Projeto que regulamenta HC coletivo de ofício é um avanço, dizem criminalistas

Para criminalistas, projeto que regulamenta HC coletivo de ofício é grande avanço

Aprovado pelo Senado Federal nesta quarta-feira (21/2), o projeto (PL 3.453/2021) que favorece o réu na esfera penal quando houver empate em julgamentos nos tribunais superiores, além de alterar as regras para a concessão de Habeas Corpus de ofício, será um grande avanço para o Direito Penal brasileiro, caso seja transformado em lei — o texto agora voltará para a Câmara dos Deputados.

Essa é a opinião dos criminalistas consultados pela revista eletrônica Consultor Jurídico. Eles destacaram a formalização do princípio in dubio pro reo (na dúvida, a favor do réu) nas cortes superiores e a ampliação da concessão de HCs de ofício, o que contemplará também o HC coletivo.

O advogado, professor e parecerista Lenio Streck considerou positiva a aprovação do PL. “É importante deixar isso bem claro: o projeto diz o óbvio. Mas no Brasil o óbvio tem de ser tirado do esconderijo. Desde a mitologia grega o empate favorece o réu, como se pode ver no julgamento de Orestes, peça de Ésquilo. E a concessão (de HC) de ofício, já usada na prática, agora fica explicitada.”

O criminalista Alberto Toron acredita que o projeto é importante não porque abre a possibilidade de concessão de Habeas Corpus de ofício — que já era prevista no Código de Processo Penal de 1941. Para ele, o mais relevante é a inclusão no texto legal do HC coletivo.

“Os juízes e os tribunais têm competência para expedir de ofício a ordem de Habeas Corpus quando no curso do processo verificarem que alguém sofre ou está na iminência de sofrer com ação ilegal. Nesse ponto, não há novidade alguma, quer dizer, o artigo 647-A repete o que está no Código de Processo Civil, no parágrafo 2º do artigo 654. A diferença é que o 647-A, que consta no projeto de lei, fala expressamente em Habeas Corpus individual ou coletivo.
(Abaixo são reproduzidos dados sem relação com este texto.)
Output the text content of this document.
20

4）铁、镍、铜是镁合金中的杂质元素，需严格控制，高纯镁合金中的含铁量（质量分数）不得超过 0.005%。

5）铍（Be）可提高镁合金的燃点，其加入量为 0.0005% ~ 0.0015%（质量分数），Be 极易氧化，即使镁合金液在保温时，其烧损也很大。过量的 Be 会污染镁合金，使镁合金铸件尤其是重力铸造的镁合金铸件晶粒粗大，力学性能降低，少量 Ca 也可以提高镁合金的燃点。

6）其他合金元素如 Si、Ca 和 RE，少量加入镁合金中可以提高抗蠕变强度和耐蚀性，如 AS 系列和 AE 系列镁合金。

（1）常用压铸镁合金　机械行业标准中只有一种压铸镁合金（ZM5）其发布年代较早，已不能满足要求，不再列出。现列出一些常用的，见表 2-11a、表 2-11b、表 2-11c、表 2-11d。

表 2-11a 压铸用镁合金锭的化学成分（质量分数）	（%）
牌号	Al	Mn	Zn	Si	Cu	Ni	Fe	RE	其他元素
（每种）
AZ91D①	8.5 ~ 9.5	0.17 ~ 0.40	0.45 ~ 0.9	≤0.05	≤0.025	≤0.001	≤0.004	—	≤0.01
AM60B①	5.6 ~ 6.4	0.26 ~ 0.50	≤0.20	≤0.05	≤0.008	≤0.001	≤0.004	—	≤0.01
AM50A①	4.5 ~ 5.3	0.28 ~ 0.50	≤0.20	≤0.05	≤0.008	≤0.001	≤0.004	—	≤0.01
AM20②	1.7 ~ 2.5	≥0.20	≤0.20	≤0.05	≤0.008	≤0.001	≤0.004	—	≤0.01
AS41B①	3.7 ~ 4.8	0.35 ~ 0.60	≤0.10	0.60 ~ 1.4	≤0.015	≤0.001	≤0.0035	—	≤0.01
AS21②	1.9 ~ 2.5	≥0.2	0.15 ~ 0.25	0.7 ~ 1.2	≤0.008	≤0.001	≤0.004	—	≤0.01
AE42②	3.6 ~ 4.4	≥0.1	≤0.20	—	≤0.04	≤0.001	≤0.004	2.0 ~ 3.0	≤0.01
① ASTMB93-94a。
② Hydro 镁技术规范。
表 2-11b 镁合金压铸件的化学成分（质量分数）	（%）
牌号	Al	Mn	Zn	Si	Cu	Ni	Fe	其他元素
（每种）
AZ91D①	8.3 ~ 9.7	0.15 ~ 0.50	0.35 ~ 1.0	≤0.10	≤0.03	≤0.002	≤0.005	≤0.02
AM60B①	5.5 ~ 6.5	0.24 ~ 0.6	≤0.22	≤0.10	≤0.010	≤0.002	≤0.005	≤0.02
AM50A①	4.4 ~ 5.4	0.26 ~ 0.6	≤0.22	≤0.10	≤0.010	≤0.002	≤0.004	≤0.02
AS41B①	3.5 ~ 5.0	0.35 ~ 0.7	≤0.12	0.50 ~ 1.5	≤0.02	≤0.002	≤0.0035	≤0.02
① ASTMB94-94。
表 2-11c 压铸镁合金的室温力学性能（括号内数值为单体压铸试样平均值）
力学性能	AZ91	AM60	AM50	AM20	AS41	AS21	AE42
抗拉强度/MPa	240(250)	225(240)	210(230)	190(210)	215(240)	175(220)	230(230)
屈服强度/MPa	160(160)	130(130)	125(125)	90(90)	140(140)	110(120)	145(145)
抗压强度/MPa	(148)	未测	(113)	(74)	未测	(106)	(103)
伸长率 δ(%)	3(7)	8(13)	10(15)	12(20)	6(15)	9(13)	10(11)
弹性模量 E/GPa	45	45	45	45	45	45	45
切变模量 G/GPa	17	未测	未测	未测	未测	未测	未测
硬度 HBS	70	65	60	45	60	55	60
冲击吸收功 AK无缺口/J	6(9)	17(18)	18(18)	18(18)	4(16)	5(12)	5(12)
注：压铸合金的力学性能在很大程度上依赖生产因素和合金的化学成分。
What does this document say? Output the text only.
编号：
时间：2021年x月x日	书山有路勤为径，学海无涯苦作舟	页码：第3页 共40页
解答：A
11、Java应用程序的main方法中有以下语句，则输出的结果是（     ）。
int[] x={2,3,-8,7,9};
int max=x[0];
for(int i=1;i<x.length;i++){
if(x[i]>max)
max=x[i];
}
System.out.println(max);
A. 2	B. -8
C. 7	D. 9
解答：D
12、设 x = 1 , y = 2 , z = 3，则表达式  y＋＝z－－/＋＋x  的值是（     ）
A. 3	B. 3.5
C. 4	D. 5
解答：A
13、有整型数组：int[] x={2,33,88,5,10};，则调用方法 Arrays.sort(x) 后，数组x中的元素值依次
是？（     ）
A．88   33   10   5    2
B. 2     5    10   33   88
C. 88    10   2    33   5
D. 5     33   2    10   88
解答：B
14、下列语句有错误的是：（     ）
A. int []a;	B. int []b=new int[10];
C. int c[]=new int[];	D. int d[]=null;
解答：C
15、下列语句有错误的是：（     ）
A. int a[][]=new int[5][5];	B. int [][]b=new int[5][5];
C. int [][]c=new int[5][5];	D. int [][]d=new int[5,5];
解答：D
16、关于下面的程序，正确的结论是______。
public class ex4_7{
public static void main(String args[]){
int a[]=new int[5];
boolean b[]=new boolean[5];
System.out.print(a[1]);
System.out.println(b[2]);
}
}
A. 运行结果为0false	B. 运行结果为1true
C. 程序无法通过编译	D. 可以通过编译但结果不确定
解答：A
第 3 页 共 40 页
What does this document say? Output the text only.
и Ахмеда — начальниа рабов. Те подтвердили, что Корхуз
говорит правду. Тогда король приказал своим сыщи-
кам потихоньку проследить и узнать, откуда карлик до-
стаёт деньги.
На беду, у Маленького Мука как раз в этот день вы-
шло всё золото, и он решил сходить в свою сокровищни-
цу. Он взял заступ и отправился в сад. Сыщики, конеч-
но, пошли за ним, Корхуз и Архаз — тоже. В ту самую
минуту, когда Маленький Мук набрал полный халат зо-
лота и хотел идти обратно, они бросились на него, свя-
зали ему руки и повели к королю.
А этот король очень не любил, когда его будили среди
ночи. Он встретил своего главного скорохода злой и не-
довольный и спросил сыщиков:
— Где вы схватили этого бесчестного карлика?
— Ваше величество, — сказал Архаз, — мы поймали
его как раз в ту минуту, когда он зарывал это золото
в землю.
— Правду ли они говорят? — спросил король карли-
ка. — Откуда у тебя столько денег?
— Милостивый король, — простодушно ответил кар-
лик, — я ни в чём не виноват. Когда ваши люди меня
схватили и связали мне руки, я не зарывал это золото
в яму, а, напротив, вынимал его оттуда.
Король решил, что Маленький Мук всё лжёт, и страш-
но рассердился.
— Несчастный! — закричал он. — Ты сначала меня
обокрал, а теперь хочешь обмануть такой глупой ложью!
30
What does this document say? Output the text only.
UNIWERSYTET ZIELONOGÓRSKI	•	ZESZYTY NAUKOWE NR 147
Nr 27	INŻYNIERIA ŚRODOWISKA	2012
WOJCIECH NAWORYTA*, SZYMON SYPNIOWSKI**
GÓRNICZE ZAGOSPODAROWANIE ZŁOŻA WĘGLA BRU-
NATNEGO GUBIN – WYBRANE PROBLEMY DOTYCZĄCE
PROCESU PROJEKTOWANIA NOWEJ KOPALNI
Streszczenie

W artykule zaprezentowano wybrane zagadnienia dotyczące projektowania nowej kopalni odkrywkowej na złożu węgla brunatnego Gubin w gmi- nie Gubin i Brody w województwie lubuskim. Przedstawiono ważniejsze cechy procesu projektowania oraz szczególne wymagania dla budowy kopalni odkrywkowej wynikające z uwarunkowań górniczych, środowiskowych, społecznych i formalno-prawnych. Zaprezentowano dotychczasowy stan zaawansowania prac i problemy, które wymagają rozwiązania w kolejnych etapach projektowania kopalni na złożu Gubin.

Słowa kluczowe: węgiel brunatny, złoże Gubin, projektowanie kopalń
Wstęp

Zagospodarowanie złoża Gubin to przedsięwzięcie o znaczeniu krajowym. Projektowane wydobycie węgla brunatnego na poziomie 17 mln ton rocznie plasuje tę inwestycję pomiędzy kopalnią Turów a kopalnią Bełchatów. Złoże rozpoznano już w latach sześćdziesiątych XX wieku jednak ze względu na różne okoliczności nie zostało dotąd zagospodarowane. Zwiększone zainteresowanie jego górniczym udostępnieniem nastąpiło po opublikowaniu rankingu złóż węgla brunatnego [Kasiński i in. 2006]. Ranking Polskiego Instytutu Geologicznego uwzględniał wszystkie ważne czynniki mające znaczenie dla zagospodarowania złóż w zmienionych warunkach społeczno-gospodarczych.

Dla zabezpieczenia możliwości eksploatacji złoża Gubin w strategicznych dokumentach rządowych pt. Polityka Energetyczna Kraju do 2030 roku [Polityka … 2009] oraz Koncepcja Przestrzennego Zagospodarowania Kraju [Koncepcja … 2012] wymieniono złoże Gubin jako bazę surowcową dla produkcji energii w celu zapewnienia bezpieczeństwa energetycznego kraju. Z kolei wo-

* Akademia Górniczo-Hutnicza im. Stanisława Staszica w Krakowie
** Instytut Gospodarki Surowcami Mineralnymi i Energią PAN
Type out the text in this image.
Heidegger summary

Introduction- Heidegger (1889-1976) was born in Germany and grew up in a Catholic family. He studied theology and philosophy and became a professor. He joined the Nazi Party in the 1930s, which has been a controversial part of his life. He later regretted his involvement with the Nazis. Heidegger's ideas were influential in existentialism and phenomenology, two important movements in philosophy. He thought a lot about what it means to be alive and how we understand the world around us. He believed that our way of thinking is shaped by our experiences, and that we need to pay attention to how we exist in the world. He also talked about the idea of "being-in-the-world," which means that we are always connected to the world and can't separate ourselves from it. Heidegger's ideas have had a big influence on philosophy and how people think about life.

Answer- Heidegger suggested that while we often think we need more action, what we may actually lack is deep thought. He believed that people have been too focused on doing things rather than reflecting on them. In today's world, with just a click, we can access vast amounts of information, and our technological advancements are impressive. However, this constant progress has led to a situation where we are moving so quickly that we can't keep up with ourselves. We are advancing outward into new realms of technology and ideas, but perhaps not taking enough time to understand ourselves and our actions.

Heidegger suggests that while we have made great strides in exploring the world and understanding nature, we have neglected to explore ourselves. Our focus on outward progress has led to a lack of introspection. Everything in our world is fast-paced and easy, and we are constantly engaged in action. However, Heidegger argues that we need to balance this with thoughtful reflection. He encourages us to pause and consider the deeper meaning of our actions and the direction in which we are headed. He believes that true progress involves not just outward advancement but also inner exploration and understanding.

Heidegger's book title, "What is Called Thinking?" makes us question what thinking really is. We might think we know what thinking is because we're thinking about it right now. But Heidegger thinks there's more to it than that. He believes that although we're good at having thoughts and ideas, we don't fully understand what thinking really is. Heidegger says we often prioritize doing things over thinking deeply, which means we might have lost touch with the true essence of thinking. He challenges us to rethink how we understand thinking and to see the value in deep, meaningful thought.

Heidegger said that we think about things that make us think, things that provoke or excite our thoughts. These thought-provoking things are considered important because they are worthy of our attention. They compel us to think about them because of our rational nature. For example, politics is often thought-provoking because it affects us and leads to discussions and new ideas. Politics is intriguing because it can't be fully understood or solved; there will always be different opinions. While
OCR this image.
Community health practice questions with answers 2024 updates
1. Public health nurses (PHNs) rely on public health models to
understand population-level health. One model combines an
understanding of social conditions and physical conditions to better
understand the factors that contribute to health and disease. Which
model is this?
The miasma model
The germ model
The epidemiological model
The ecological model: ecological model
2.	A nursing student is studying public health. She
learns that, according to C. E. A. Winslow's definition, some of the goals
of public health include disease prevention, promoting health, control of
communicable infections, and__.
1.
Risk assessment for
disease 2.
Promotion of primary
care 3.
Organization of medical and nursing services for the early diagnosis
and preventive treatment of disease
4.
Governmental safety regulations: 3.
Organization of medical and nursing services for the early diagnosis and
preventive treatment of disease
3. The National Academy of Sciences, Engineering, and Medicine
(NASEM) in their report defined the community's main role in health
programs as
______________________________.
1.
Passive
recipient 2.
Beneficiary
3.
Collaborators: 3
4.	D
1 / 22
Então, é o legislador reconhecendo pela primeira vez a existência do HC coletivo, coisa que até hoje só é feita pela jurisprudência, tanto do Superior Tribunal de Justiça quanto do Supremo Tribunal Federal.”

O professor de Processo Penal do IDP e criminalista Luís Henrique Machado aponta que, caso o PL seja convertido em lei, o novo regramento poderá significar uma pá de cal em uma jurisprudência oscilante do STF. “Não será mais possível os magistrados entenderem pela aplicação do princípio in dubio pro societate (na dúvida, pela sociedade) em fase de recebimento de denúncia para justificar a instauração da ação penal em caso de empate na votação, pois o projeto é claro em sua redação no sentido de que abrange todos os julgamentos em matéria penal.”

Ajuste de contas

A maior clareza dada pelo PL ao princípio in dubio pro reo é um dos pontos destacados pelo advogado e professor Aury Lopes Jr.

“Trata-se de uma importante evolução. Mais do que isso: é um ajuste de contas em relação aos erros do passado. Era um grande erro decidir-se para o réu apenas em caso de empate no julgamento de Habeas Corpus, como muitos faziam. É um princípio milenar de que a dúvida deve — sempre — decidir em favor do réu. Portanto, agora se corrige esse problema para que o empate no julgamento colegiado de qualquer recurso seja decidido a partir do in dubio pro reo.

O professor da FGV-SP e sócio da área penal do escritório Matto Filho Rogério Taffarello destaca a legitimidade que o projeto confere à possibilidade de concessão de HC coletivo de ofício. “É uma figura ainda relativamente nova, que não está prevista na lei, mas decorre de uma construção recente do Supremo. Foi uma decisão, aliás, histórica do início de 2018 do Supremo Tribunal Federal, relatada pelo então ministro Ricardo Lewandowski, hoje nosso ministro da Justiça, que pela primeira vez concedeu uma ordem coletiva de HC em favor de todas as mulheres em prisão cautelar que fossem gestantes ou mães de crianças até 12 anos. Ali foi o primeiro HC coletivo e hoje a gente vê o legislador tutelando a possibilidade de HC coletivo nessa reforma em vias de ser sacramentada no CPP, o que em si é também um grande avanço, muito significativo a meu ver.”